Over the following two decades, the popularity of online casinos (and especially online poker) soared, leading to major profits and even some famous professional players like Slovakian-born Jan Bendik, who over his lifetime has won over $3 million in tournaments and placed in some of the major competitions around Europe.
Back in 2017, newly introduced laws focused on banning most gambling, including all online gambling (except for government-sponsored gambling), punishing law-breakers with fines of up to €500,000. It’s unclear whether any fines were actually enforced, however, as just a year later, the parliament was already lobbying for a change to relax gambling rules again.
The sudden change came about because the banning caused a significant reduction in tax profits for the government. The new laws, once they go in effect, will have the exact opposite effect, and possibly net the tax office millions of dollars a year in profit.
How Things Are Changing
Just this past month, the Parliament vetoed a presidential vote that would have banned gambling again – just months after the government had already approved more flexible regulations. These new regulations will go in effect on March 1, 2019 and will allow a huge change in how Slovakia deals with gambling. For the first time ever, foreign and off-shore casinos (including foreign-owned online casinos) will now be able to operate within Slovakia as long as they buy the appropriate betting and casino licenses.
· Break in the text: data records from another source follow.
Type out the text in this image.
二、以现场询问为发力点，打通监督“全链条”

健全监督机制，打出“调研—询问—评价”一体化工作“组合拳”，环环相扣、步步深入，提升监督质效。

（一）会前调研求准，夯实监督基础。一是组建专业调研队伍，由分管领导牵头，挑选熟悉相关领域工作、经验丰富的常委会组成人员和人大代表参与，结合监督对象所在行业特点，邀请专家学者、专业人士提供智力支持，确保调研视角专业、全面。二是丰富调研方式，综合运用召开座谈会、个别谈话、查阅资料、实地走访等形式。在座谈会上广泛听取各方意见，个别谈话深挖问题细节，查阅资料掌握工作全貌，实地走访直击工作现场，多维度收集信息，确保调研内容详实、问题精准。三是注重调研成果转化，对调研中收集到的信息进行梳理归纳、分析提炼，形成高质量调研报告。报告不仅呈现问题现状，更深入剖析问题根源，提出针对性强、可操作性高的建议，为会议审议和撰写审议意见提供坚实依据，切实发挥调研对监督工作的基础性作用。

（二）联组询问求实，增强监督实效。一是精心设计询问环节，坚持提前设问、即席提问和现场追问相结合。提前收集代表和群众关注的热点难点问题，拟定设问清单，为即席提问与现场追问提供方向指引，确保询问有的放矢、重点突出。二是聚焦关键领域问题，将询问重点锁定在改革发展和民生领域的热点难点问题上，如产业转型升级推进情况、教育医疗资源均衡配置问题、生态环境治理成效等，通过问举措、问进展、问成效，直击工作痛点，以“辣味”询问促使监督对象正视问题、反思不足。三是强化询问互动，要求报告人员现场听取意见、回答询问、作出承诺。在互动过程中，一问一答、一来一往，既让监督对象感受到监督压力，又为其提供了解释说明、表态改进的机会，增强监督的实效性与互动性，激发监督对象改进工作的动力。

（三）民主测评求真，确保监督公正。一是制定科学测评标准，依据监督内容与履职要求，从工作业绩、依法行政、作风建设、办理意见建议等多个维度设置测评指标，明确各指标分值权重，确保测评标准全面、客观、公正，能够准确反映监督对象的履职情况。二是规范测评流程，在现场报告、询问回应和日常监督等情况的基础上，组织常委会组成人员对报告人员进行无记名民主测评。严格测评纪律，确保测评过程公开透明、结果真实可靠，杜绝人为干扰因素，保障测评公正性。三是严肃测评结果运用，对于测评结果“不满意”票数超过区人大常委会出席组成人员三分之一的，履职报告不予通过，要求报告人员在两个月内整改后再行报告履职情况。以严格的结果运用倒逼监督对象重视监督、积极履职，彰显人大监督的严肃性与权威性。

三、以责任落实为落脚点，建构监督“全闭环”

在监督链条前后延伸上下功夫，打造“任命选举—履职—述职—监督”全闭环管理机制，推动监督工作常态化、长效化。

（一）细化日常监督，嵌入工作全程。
Licenses won’t be cheap (about €3 million each) and will need to be renewed every 10 years, but the interest has already been huge.
What the Rest of Europe is Doing
Slovakia isn’t the only European country taking a second look at their gambling rules and looking for ways to change things up. For example, Germany banned all forms of online gaming and betting (with the exception of horse racing) in 2008, but this was overturned in 2010. Since 2012, some online gambling is still allowed in one form or another, although the rules are complex.
Poland, on the other hand, has some of the strictest gambling laws in Europe, heavily regulating lotteries, casinos and online gambling. In other countries, like Sweden, gambling is legal but strictly regulated. The entire country of Sweden only has four land casinos and all are owned by the government. Online gambling, on the other hand, is more regulated and has only been legal since 2002. Online casinos must be licensed by the Swedish State and must adhere to some strict rules regarding licensing and advertising. Overall, though, Sweden is a good example of relaxed gambling laws that countries like Slovakia are trying to adopt.